Liebe Frau Sorglos, wie managt man Emotionen?
Susi Sorglos: Ich nehme mir Zeit für Menschen und ihre Anliegen. Kümmert man sich als Guest Relations Manager nur um die Wünsche oder Probleme der Gäste, kommen die Mitarbeiter zu kurz. Mein Beruf umfasst deshalb die Anliegen der Gäste und Mitarbeiter. Glückliche Mitarbeiter sorgen für glückliche Gäste – mein tägliches Mantra.

Wie kann man sich demnach Ihren Alltag vorstellen?
Sorglos: Eigentlich habe ich gar keinen richtigen Alltag. Ich arbeite mit einer zweiten Emotionsmanagerin im Team zusammen. Wir lassen uns gewollt viel Platz bei der Tagesplanung, damit wir auch spontan auf Anfragen von Gästen und Mitarbeitern reagieren oder an der Rezeption bei Engpässen eingreifen können.

Sie sind also der Kummerkasten des Hotels?
Sorglos: In gewisser Weise, ja. Ich sehe mich selbst als Sprachrohr und Problemlöser.

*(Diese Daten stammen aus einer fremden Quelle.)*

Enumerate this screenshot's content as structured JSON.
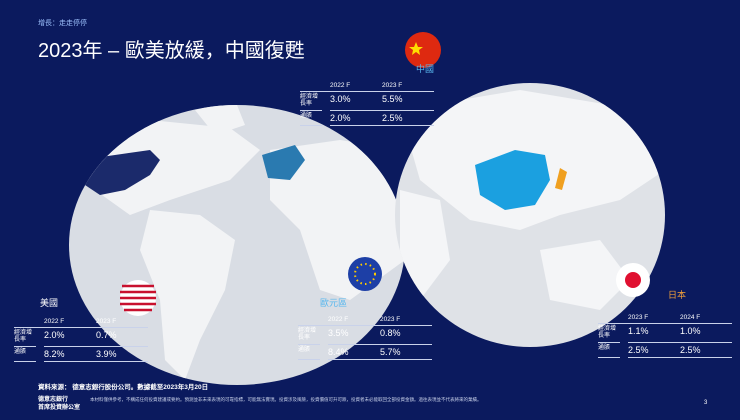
{
  "header": {
    "section": "增長：走走停停",
    "title": "2023年 – 歐美放緩，中國復甦"
  },
  "regions": [
    {
      "name": "中國",
      "columns": [
        "2022 F",
        "2023 F"
      ],
      "rows": [
        {
          "label": "經濟增長率",
          "values": [
            "3.0%",
            "5.5%"
          ]
        },
        {
          "label": "通脹",
          "values": [
            "2.0%",
            "2.5%"
          ]
        }
      ]
    },
    {
      "name": "美國",
      "columns": [
        "2022 F",
        "2023 F"
      ],
      "rows": [
        {
          "label": "經濟增長率",
          "values": [
            "2.0%",
            "0.7%"
          ]
        },
        {
          "label": "通脹",
          "values": [
            "8.2%",
            "3.9%"
          ]
        }
      ]
    },
    {
      "name": "歐元區",
      "columns": [
        "2022 F",
        "2023 F"
      ],
      "rows": [
        {
          "label": "經濟增長率",
          "values": [
            "3.5%",
            "0.8%"
          ]
        },
        {
          "label": "通脹",
          "values": [
            "8.4%",
            "5.7%"
          ]
        }
      ]
    },
    {
      "name": "日本",
      "columns": [
        "2023 F",
        "2024 F"
      ],
      "rows": [
        {
          "label": "經濟增長率",
          "values": [
            "1.1%",
            "1.0%"
          ]
        },
        {
          "label": "通脹",
          "values": [
            "2.5%",
            "2.5%"
          ]
        }
      ]
    }
  ],
  "footer": {
    "source": "資料來源： 德意志銀行股份公司。數據截至2023年3月20日",
    "disclaimer": "本材料僅供參考，不構成任何投資建議或要約。預測並非未來表現的可靠指標，可能無法實現。投資涉及風險，投資價值可升可跌，投資者未必能取回全部投資金額。過往表現並不代表將來的業績。",
    "brand": [
      "德意志銀行",
      "首席投資辦公室"
    ],
    "page": "3"
  }
}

Dazu gehört es, Runden durch das Hotel zu drehen, Präsenz zu zeigen, Gästen ein offenes Ohr zu schenken. So wie ein Guest Relations Manager. Das Beschwerdemanagement läuft genauso über mich. Die Antworten auf bekannten Internetseiten verfasse ich. Aber das Besondere an meiner Position ist, dass auch Mitarbeiter und Abteilungsleiter mit mir sprechen können. Ich biete ihnen eine Plattform, die Platz für schwierige Situationen lässt. Manchmal trauen sich Mitarbeiter nicht, zur Personalabteilung zu gehen, weil das gleich so offiziell ist. Mut machen gehört eben auch zu meinen Aufgaben.

Wurde das sofort gut angenommen?
Sorglos: Wie Menschen manchmal so sind, waren die meisten meiner Kollegen ziemlich skeptisch. Aber durch meine langjährige Erfahrung und Betriebszugehörigkeit hab’ ich es nach rund sechs Monaten geschafft, dass meine Arbeit heute geschätzt und genutzt wird. Manchmal muss man die Menschen zu ihrem Glück zwingen.

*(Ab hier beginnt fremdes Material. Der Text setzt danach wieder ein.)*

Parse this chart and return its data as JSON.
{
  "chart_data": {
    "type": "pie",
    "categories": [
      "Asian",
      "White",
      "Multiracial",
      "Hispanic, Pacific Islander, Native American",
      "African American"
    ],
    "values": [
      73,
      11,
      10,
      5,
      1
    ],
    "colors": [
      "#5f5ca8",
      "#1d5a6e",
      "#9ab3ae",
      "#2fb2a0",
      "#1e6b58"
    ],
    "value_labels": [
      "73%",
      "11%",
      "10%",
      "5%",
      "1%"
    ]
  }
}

Welche Soft Skills braucht man für diesen Beruf?
Sorglos: Natürlich muss man sich für Menschen interessieren. Da zählen Empathie und Kommunikationsstärke, aber Geduld und Problemorientierung gehört auch dazu. Allgemein sollte sich ein potenzieller Bewerber im Hotel auskennen. Apropos: Darf ich Sie auf einen Kaffee in unserer Lobby einladen? Sie sehen müde aus. Möchten Sie darüber sprechen?